This article opens a series of posts dedicated to Flex and GWT comparison.
Both are meant to help developers in construction of reach interface applications. Both achieve this goal in very different ways.
I will compare GWT and Flex because people who are familiar only with one of them have different thoughts on why they should/shouldn’t learn the other technology. They are asking questions like “I heard that Flex can be used in enterprise apps for UI with large amount of data. Can’t I do the same with GWT?” or “GWT allows me to have very responsive AJAX applications which are cross-browser compliant. Seems like Flex promises the same, is it worse to learn it?”.
I am writing this just for such developers to share my impression.

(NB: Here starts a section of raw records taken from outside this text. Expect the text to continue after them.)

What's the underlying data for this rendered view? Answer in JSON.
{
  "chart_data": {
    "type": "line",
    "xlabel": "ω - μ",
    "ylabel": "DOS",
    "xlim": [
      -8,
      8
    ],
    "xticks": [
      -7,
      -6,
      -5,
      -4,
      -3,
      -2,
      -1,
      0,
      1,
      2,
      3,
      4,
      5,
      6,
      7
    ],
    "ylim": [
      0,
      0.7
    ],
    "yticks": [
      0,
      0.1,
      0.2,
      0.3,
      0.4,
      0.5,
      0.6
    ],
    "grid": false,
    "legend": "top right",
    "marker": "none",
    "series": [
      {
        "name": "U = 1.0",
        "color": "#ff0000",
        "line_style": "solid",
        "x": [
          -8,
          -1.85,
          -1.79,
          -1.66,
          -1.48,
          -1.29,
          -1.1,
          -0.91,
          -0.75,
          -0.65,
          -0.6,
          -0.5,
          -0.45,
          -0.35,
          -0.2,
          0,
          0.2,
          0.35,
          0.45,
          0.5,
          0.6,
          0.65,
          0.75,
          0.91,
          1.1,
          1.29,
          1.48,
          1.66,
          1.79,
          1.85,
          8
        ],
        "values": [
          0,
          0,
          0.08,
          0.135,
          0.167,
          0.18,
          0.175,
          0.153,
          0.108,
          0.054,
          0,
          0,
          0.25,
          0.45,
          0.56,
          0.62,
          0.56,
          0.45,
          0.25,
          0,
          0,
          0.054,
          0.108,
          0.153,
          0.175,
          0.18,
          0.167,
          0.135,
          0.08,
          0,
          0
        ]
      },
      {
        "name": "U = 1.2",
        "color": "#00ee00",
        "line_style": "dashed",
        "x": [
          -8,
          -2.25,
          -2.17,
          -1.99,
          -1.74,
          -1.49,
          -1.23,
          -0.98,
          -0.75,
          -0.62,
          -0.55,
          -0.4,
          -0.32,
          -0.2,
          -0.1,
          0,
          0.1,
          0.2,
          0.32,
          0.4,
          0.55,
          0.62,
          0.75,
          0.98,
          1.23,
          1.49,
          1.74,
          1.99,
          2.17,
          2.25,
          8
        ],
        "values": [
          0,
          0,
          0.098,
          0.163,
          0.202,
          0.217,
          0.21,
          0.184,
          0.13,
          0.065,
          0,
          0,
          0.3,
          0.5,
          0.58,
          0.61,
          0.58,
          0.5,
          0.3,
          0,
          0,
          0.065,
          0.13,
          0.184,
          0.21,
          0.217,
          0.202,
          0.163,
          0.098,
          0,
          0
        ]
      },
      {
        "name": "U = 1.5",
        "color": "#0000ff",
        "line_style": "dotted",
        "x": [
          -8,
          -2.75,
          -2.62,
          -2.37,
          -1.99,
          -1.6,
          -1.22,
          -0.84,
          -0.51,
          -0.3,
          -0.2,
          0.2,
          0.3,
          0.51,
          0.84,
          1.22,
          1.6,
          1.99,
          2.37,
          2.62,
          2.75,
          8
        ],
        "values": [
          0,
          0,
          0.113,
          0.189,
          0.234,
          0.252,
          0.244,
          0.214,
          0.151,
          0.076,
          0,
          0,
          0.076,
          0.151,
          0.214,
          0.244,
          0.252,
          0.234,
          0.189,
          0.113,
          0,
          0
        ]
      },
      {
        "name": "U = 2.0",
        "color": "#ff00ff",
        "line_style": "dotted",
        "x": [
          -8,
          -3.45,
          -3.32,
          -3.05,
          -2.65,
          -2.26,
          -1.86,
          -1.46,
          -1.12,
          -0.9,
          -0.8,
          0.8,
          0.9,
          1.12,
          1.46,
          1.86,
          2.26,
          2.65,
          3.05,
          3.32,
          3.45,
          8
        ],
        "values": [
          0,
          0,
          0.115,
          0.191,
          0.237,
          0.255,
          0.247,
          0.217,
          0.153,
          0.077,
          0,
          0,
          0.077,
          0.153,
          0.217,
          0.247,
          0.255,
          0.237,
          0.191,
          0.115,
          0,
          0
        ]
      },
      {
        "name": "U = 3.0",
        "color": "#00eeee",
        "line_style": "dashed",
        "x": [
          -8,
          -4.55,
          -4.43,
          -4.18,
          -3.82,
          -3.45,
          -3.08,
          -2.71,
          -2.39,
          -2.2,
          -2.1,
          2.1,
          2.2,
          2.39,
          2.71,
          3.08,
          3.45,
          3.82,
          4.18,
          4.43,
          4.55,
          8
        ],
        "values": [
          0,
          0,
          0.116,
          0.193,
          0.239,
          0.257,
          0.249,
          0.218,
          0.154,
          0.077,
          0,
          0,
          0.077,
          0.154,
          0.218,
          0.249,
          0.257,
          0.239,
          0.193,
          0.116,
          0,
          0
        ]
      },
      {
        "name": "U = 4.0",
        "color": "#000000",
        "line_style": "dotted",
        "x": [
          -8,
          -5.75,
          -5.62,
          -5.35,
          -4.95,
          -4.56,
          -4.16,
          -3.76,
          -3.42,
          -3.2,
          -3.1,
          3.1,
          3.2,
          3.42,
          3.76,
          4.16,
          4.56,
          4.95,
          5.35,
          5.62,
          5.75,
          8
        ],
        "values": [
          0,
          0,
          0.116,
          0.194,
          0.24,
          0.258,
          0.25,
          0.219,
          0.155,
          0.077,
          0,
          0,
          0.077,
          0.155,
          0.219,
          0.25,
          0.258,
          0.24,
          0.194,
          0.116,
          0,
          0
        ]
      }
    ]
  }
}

So let’s start from some history.
History
The next time-line shows how both teams where roughly releasing:

As you can see Flex team started ~ 2 years ahead of GWT team. Not surprisingly Flex is more mature technology at the current moment. The proper analysis maybe would be to compare then GWT 2.0 with Flex 2.x but no one is interesting in this
Out of the Box
Let’s see now what developers have out of the box when they start to work with both technologies.
SDK
Both have open source free SDK.
IDE
GWT: All you need is Eclipse with J2EE plugins + download and install free GWT Eclipse plugin.
It perfectly works even with latest Galileo (3.5) Eclipse.
Flex: Though basic tools to work in command line (compiler, etc.) are provided it will not be very convenient to do some real project given just that. Adobe Flex Builder 3 plugin for Eclipse is not free and costs some fair money but it is worth of its price, no matter what the people say.
Programming Language
You develop GWT projects on Java.
For Flex you need to code in Action Script.
Action Script provides majority of the OOP features and for a normal developer the learning curve should be very short.
Off course Java is richer language but Action Script provides you with all means to create a nice OOP code. Also consider that for the classes that represent your UI components and thus will be compiled to Java Script code by GWT you can use only part, though quite large part, of the Java Runtime Library. For example you can’t use threads or java.io classes.
UI Markup Language
GWT: Before the 2.0 release GWT has no embedded markup language. All structuring and layouting of your UI should have been done in Java code similarly as it is done in Java Swing.
As of the GWT 2.0 there is a UiBinder feature which allows you to layout/style your UI in xml files. I described basics of this here.
Flex: there is MXML markup language which also allows you to layout and style your applications/components in xml-way. But MXML is much more mature, allowing you to do additional things which you will not be able to achieve with UiBinder. For example you can insert plane Actions Script code there, so MXML’s flavor resembles here JSPs ![]()
Theoretically you can write the whole Flex application in MXML while UiBinder only allows you to control layout and assign some event handlers + other minor stuff.
Also it’s worthy to note that MXML has much stronger support in IDE: better autocompletion, ability to debug MXML, etc.
Standard Components
GWT: comes with 18 widgets and 10 layout panels which are described here.
Flex: has 30 controls, 17 Layouts, 8 Navigators and 10 charts. Though some useful enterprise-scale components are not coming in the standard free package and you should pay additionally for them, e.g. Advanced Data Grid or OLAPDataCube.
So here Flex and GWT hardly can be compared. Also upcoming (in 2010) Flex 4 release promise to deliver even more components.